Primary anorectal melanoma is a rare and aggressive disease. It accounts for 0.5% of all rectal tumors. They are very aggressive tumors with poor prognosis. The aim of this study is to report the clinical and evolutionary profile and therapeutic approach of these tumors.


A retrospective study of 21 patients with primary anorectal melanoma diagnosed between January 1998 and November 2009 was performed. The signs and symptoms, diagnostic study, and surgical and medical treatments were analyzed.

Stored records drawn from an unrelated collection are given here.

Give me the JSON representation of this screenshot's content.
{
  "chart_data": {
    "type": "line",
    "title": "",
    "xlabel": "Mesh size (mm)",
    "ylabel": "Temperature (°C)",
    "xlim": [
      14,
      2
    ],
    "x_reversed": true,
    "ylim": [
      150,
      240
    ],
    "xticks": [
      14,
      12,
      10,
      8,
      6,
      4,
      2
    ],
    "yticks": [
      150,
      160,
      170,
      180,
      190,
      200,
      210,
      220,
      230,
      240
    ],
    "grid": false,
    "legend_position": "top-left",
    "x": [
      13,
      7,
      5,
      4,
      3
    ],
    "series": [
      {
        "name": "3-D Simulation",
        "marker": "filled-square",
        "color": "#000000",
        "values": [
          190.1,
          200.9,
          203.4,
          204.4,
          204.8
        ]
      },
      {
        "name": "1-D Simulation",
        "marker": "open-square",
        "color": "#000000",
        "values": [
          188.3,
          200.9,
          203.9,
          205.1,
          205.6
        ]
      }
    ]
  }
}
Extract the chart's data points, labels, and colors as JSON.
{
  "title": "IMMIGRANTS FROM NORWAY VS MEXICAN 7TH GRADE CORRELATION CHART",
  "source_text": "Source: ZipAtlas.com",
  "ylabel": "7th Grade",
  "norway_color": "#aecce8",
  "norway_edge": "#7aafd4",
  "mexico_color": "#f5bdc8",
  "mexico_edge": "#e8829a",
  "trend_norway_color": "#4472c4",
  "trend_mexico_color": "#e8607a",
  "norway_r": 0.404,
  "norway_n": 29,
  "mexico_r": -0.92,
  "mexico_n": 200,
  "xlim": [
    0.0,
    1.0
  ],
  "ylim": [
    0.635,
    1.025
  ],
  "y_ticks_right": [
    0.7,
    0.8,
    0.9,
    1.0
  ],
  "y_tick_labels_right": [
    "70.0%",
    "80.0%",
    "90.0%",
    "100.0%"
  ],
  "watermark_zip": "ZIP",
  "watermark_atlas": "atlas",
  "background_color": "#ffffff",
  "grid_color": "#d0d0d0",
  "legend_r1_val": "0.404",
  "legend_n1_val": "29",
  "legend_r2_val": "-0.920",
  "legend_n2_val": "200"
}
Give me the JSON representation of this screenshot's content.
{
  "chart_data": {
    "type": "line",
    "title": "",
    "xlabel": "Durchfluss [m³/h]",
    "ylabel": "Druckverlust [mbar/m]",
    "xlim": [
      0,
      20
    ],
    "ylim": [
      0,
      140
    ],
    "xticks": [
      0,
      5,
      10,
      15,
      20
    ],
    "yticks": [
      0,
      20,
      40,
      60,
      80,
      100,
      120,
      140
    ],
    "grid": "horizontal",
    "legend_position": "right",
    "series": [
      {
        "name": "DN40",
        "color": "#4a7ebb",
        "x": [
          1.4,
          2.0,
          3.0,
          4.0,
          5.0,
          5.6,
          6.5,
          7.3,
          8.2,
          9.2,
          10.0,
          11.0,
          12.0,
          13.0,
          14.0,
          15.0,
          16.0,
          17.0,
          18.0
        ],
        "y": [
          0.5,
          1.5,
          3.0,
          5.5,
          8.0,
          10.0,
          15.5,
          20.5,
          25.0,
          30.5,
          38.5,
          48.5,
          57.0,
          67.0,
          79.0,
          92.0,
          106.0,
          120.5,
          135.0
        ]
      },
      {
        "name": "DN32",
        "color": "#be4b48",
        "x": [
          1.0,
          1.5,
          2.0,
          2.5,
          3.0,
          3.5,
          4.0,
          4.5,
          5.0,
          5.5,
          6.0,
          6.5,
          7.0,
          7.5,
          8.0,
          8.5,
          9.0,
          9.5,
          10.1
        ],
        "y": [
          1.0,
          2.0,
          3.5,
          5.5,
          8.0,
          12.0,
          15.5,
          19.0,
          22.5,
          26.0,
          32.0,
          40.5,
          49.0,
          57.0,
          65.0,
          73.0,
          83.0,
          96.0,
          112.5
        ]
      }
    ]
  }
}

The average age was 54 years. Sex ratio was 14 men/ 7 women. The most common symptom was rectal bleeding (100% of cases) and rectal pain (90% of cases). According to Slingluff classification, 6 patients had stage I (localized tumor), 5 cases had stage II (regional nodes metastasis), and 10 cases had stage III (distant metastasis). Seven patients have radical surgery. Only two patients received adjuvant immunotherapy. Eleven patients received palliative chemotherapy based on dacarbazine or cisplatinum. The median survival was 8.6 months.


Primary anorectal melanoma is a rare disease. Prognosis is still very poor. However, radical resection when it's possible can improve the prognosis with some experiences of long-term survival. The role of adjuvant immunotherapy is not well determined. Palliative chemotherapy improved prognostic for advanced disease.